Nitekim 2001 yılındaki 11 Eylül saldırıları, ‘küresel sermaye’nin El Kaide eliyle Amerikan ulus devletine savaş ilânıdır… ABD ulus devleti buna, 7 Ekim 2001 günü Afganistan işgalini başlatarak cevap verdi… Yetmedi, 20 Mart 2003’de Irak’ı işgale başladı… Küresel sermaye bunları, 2003 Kasım’ında Gürcistan’da (Gül Devrimi), 2004 Kasım’ında Ukrayna’da (Turuncu Devrim), 2005 Mart’ında Kırgızistan’da (Lale Devrimi) ve 2005 Nisan ayında Lübnan’da (Sedir Devrimi) renkli devrimleri yaparak cevapladı… (Adı geçen ülkelerdeki gerek muhalefet partileri gerekse STK'lar, özellikle ABD merkezli, küresel "sivil toplum" örgütleri tarafından finanse edilmişlerdir)… Bana kalırsa son dünya ekonomik krizi ve Obama’nın ABD Başkanı seçilmesi dahi bu ‘küresel sermaye’ ve ‘ulus devlet’ savaşının yansımasıdır… ‘Ulus devletler’, bu saldırılara ekonomik krizi bahane ederek küresel sermaye’nin elindeki bankaları ve büyük sanayi kuruluşlarını devletleştirmek suretiyle cevap verdiler… 11 Eylül 2001’de başlayan savaş günümüze kadar devam etti!

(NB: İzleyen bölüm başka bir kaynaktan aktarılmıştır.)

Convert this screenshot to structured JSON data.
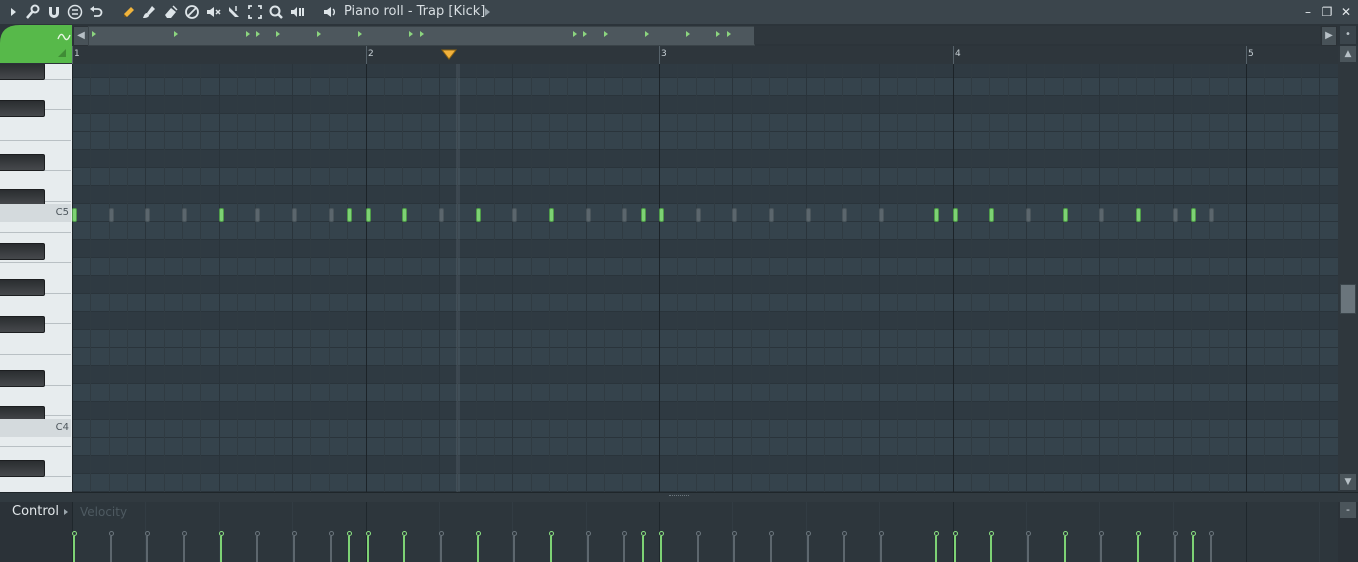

Ancak gerek ‘küresel sermaye’ gerekse “ulus devletler’ hem aşağı yukarı on yıldır süren bu yıpratıcı savaştan bıkmış/usanmış olduklarından hem de kendileri açısından bir İslâm tehlikesi zuhur etmiş olduğuna inanmış olduklarından, en azından ABD ‘ulus devleti’nin projesi olan BOP’u uygulamak hususunda daha önce de komünizm tehlikesine karşı olduğu gibi yeniden bir uzlaşmaya varmış görünüyorlar.
Ki BOP, Büyük Ortadoğu Projesi ya da tam resmî adıyla Genişletilmiş Ortadoğu ve Kuzey Afrika Bölgesi ile Müşterek bir Gelecek ve İlerleme için Ortaklık İnisiyatifi (Greater Middle East Initiative veya Partnership for Progress and a Common Future with the Region of the Broader Middle East and North Africa)’dir. İlk olarak ABD Başkanı Bush tarafından 2004 yılındaki G-8 zirvesi sırasında duyurulmuştur. Ve batıda Fas'ın Atlantik kıyılarından, doğuda Pakistan'ın kuzeyindeki Karakurum yaylalarına, kuzeyde Türkiye'nin Karadeniz kıyılarından güneyde Aden ve Yemen'e kadar uzanan bölgede bulunan Müslüman ülkelere demokrasi ihracını ve bu ülkelerin pazarlarının açılmasını amaçladığı açıklanan siyasî bir projedir.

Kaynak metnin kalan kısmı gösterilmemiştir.